Hay faros en la tormenta. Así recuerdo a Cipriano Piriz en los callejones del toro. Así quiero recordarle ya para los restos. Envuelto en una honda admiración. En un respeto inmenso. Desde el primer día hasta hoy. Siempre he sentido por él esa extraña veneración, esa íntima veneración que se rinde a los hombres que uno sospecha de una pieza. Así ha sido desde el primer día que pisé Las Noras. La Olivenza del bravo. Territorio toro. Y allí, los Piriz. Herederos de su propia leyenda. Tanta era su leyenda como el pregón de trabajo que llevaban escrito en las manos. Buena gente del campo. Extremeños, cuando decir extremeños provoca que el corazón te brinque dentro. Recuerdo sus manos. De gigante. De palabra. Eso recuerdo. Eso, y sus pocas palabras.

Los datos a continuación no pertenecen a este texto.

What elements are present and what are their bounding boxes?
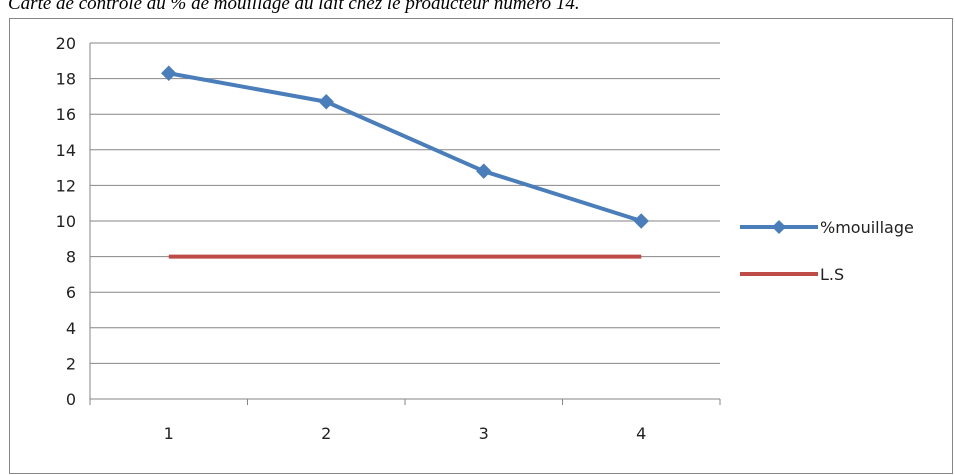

Aquel primer día, al entrar en Las Noras, a contraluz, le vi trasteando antes de montar el caballo de picar. Se me antojó mayor para la tarea. Otros montan corceles; Cipri, ante mí, aquella tarde, de hace ya muchos años, se me apareció, sobre el de picar, como un centauro soberbio. Como si de una estampa de antaño se tratara. Portentosa. Tiré unas cuantas fotos (que es lo que hacemos los que, sin tarea, en el campo bravo estorbamos). Unos días después le entregué algunas de ellas a Cipri. En las condenadas fotos se había colado la fuerza de su brazo, la tierra de que estaban hechas sus manos. Aún guardo copia. Y las guardo para saber lo que vale un hombre cuando pelea.

Luego coincidimos mil veces. Me gustaba saludarlo allá donde me lo encontrara. Decía yo más que él; pero él, callado, lo decía todo mejor. El pasado 5 de mayo me mandó un mensaje al móvil. El último. «¿Cómo lo llevas?», me preguntaba. «¡Vamos bien! ¡Alegría queda!», le contestaba yo. «¡Ojalá pronto podamos brindar juntos!», me atreví a decirle. El sábado le mandé mi artículo sobre Joselito. Ya no me contestó. Hasta que ayer, a primera hora, Luis Reina me comunicaba la fatal noticia. Y la alegría huyó espantada al primer puyazo como si fuera una vaca mansa.

Se nos ha ido un ganadero de bravo, que es como decir que se nos ha ido un quijote. Es más, se nos ha ido un hombre bueno. Un oliventino de leyenda. Un extremeño cabal. Y ya por siempre los callejones de nuestras plazas de toros quedarán en la penumbra de no verle. ¡Hasta siempre, ganadero!